For the purpose of clarity, the following terminology used in this application is explained as follows:

Aluminum alloy rod--A solid product that is long in relation to its cross-section. Rod normally has a cross-section of between three inches and 0.375 inches.

Aluminum alloy wire--A solid wrought product that is long in relation to its cross-section, which is square or rectangular with sharp or rounded corners or edges, or is round, a regular hexagon or a regular octagon, and whose diameter or greatest perpendicular distance between parallel faces is between 0.374 and 0.0031 inches.

While this invention has been described in detail with particular reference to preferred embodiments thereof, it will be understood that variations and modifications can be effected within the spirit and scope of the invention as described hereinbefore and as defined in the appended claims.

Claims

1. A process for preparing a heat resistant aluminum alloy conductor having an electrical conductivity of at least fifty-seven percent (57%) IACS, a percentage elongation of at least 12 percent, and a tensile strength of at least 12,000 psi and containing copper aluminate inclusions having a particle size diameter of less than 10,000 angstrom units when measured along the transverse axis of said inclusions, comprising the steps of:

(a) alloying from about 0.10 to about 1.00 weight percent copper and from about 99.00 to about 99.90 weight percent aluminum; said aluminum consisting essentially of no more than about 0.10 weight percent each of trace elements selected from the group consisting of vanadium, iron, silicon, manganese, magnesium, zinc, boron and titanium with the total concentration of said trace elements not exceeding about 0.30 weight percent;

(b) casting the alloy into a continous bar in a moving mold formed by a groove in the periphery of a casting wheel and an endless belt lying adjacent to the groove along a portion of the periphery of the wheel;

(c) hot-working the bar substantially immediately after casting while the bar is in substantially that condition as cast by rolling the bar in closed roll passes to obtain a continuous aluminum alloy rod;

(d) drawing the rod with no intermediate anneals to form wire containing the intermetalic precipitate Al.sub.2 Cu; and

(e) annealing or partially annealing the wire.
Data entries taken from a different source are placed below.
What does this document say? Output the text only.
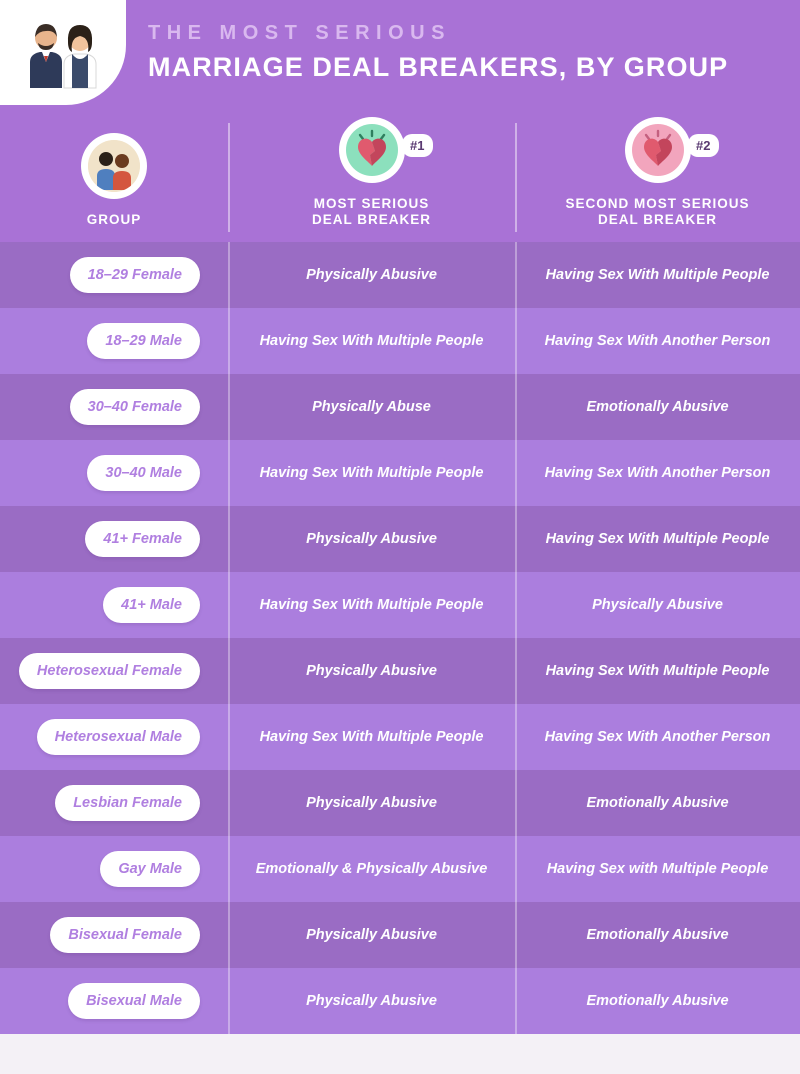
THE MOST SERIOUS
MARRIAGE DEAL BREAKERS, BY GROUP
GROUP
#1
MOST SERIOUS
DEAL BREAKER
#2
SECOND MOST SERIOUS
DEAL BREAKER
18–29 Female	Physically Abusive	Having Sex With Multiple People
18–29 Male	Having Sex With Multiple People	Having Sex With Another Person
30–40 Female	Physically Abuse	Emotionally Abusive
30–40 Male	Having Sex With Multiple People	Having Sex With Another Person
41+ Female	Physically Abusive	Having Sex With Multiple People
41+ Male	Having Sex With Multiple People	Physically Abusive
Heterosexual Female	Physically Abusive	Having Sex With Multiple People
Heterosexual Male	Having Sex With Multiple People	Having Sex With Another Person
Lesbian Female	Physically Abusive	Emotionally Abusive
Gay Male	Emotionally & Physically Abusive	Having Sex with Multiple People
Bisexual Female	Physically Abusive	Emotionally Abusive
Bisexual Male	Physically Abusive	Emotionally Abusive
2. The process of claim 1 wherein step (e) comprises batch annealing said wire for a time of from about thirty minutes to about 24 hours at a temperature of from about 400.degree. F. to about 750.degree. F.

3. A heat resistant aluminum alloy electrical conductor produced by the process of claim 1 and further characterized by having an electrical conductivity of at least fifty-seven percent (57%) IACS, a percentage elongation of at least 12 percent, and a tensile strength of at least 12,000 psi when annealed for three hours at a temperature of 650.degree. F. consisting essentially of from about 0.10 to about 1.00 weight percent copper and from about 99.00 to about 99.90 weight percent aluminum with said trace elements.

4. The aluminum alloy electrical conductor of claim 3 consisting essentially of from about 0.10 to about 0.30 weight percent copper and from about 99.70 to about 99.30 weight percent aluminum.

5. The aluminum alloy electrical conductor of claim 3 consisting essentially of from about 0.30 to about 0.45 weight percent copper and from about 99.55 to about 99.70 weight percent aluminum.

6. The aluminum alloy electrical conductor of claim 3 consisting essentially of from about 0.45 to about 0.85 weight percent copper and from about 99.15 to about 99.55 weight percent aluminum.

7. The aluminum alloy electrical conductor of claim 3 consisting essentially of from about 0.85 to about 1.00 weight percent copper and from about 99.15 to about 99.00 weight percent aluminum.